A Polícia Civil do Rio impediu a morte uma vítima na comunidade dos Jesuítas, na zona oeste do Rio, durante uma ação da força-tarefa contra uma milícia que atua na região e na Baixada Fluminense.
Segundo a corporação, a vítima estava amarrada e prestes a ser queimada viva por milicianos ligados ao grupo do Tandera. No local, foram apreendidos galões de combustível. Os suspeitos fugiram com a chegada da polícia, mas a vítima passa bem.
O objetivo da ação é prender milicianos, asfixiar as fontes de renda e interromper comércios e serviços ilegais explorados pela organização criminosa.
Agentes da DRE (Delegacia de Repressão a Entorpecentes) prenderam Fagner Penha da Silva, conhecido como Artilheiro, que é responsável por realizar cobranças de dívidas e homicídios de inadimplentes na época em que o grupo era liderado por Ecko.
Contra Artilheiro, havia mandado de prisão por homicídio, já que ele era um dos matadores da milícia, que além de executar, ocultava os cadáveres. Após a morte de Ecko, ele também passou a ser segurança de Luiz Antônio da Silva Braga, o Zinho.

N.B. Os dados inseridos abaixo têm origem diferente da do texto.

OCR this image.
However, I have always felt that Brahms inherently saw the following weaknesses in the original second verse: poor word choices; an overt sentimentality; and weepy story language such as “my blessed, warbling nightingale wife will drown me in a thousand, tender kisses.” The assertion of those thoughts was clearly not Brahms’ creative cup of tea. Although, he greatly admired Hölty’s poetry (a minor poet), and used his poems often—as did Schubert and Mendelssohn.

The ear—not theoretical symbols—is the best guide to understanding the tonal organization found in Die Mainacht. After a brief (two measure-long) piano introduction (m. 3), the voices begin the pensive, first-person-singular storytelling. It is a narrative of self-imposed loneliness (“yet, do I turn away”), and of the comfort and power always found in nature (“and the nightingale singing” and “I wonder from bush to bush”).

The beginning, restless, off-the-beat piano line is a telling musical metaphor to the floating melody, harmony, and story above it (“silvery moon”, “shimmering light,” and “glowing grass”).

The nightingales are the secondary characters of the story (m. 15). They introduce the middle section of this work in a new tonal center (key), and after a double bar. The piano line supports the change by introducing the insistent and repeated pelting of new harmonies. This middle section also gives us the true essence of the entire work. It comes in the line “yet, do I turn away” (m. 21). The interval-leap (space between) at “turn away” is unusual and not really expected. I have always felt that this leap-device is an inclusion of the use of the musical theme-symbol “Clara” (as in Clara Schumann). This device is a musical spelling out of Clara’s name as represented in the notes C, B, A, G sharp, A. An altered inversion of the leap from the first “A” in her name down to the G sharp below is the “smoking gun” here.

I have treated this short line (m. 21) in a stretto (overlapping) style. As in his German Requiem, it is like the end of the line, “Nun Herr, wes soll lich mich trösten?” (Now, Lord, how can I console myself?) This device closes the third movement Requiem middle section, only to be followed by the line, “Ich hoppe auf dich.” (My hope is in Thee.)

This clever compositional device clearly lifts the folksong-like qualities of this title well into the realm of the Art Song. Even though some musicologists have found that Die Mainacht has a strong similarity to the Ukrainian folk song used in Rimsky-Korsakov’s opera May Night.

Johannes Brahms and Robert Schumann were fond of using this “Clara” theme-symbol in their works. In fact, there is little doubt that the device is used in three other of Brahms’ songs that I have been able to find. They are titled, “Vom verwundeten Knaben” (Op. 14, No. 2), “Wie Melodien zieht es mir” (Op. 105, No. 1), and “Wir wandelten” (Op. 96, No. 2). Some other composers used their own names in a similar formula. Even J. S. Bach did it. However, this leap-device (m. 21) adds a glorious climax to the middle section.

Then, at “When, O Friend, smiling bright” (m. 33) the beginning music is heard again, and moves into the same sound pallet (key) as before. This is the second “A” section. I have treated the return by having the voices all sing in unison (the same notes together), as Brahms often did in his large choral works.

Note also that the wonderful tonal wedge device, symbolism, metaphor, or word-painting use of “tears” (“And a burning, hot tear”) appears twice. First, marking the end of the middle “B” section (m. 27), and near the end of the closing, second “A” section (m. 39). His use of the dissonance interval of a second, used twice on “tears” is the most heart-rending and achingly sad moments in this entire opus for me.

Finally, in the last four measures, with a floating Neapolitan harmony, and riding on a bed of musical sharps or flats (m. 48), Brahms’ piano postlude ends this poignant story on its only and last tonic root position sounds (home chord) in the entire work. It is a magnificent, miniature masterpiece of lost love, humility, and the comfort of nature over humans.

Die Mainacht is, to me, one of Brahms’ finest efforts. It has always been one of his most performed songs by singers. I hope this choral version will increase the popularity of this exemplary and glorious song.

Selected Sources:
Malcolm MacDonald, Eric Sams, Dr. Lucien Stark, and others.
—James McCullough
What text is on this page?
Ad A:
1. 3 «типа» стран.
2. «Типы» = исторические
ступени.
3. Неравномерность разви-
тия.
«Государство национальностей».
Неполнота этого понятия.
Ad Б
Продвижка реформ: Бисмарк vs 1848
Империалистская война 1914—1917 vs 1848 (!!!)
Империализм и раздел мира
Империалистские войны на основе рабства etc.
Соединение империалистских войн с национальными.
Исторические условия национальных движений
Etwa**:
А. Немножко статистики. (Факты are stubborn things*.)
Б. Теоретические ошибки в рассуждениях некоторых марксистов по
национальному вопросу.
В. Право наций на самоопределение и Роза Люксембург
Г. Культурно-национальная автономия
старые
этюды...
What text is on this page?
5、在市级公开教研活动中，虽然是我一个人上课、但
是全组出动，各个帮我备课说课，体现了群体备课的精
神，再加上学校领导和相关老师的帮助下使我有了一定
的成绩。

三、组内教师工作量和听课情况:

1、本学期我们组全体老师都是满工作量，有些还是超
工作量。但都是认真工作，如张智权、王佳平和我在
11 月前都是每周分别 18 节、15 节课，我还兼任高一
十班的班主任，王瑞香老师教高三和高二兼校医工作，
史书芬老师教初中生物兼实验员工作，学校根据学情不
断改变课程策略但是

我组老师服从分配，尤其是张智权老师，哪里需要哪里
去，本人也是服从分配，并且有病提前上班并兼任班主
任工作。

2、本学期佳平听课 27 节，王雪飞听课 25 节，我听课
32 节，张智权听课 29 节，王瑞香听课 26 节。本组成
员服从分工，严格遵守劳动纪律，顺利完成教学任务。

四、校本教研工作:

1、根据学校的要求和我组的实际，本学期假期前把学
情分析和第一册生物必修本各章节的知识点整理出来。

Outros quatro milicianos foram presos por outras delegacias, além de serem apreendidos fuzis, pistolas, munições, carregadores e coletes balísticos do grupo paramilitar.
Estabelecimentos de venda irregular de gás e provedores de internet clandestinos foram interditados, por serem atividades ilegais investigadas.
Além delas, a polícia também investiga cobranças irregulares de taxas de segurança e de moradia; instalações de centrais clandestinas de TV a cabo e de internet (gatonet/gatointernet); armazenamento e comércio irregular de botijões de gás e água; empresas de GNV ilegais; parcelamento irregular de solo urbano; exploração e construção de imóveis irregulares, areais e outros crimes ambientais; comercialização de produtos falsificados; contrabando; descaminho; transporte alternativo irregular; estabelecimentos comerciais explorados pela milícia e utilizados para lavagem de dinheiro, entre outras.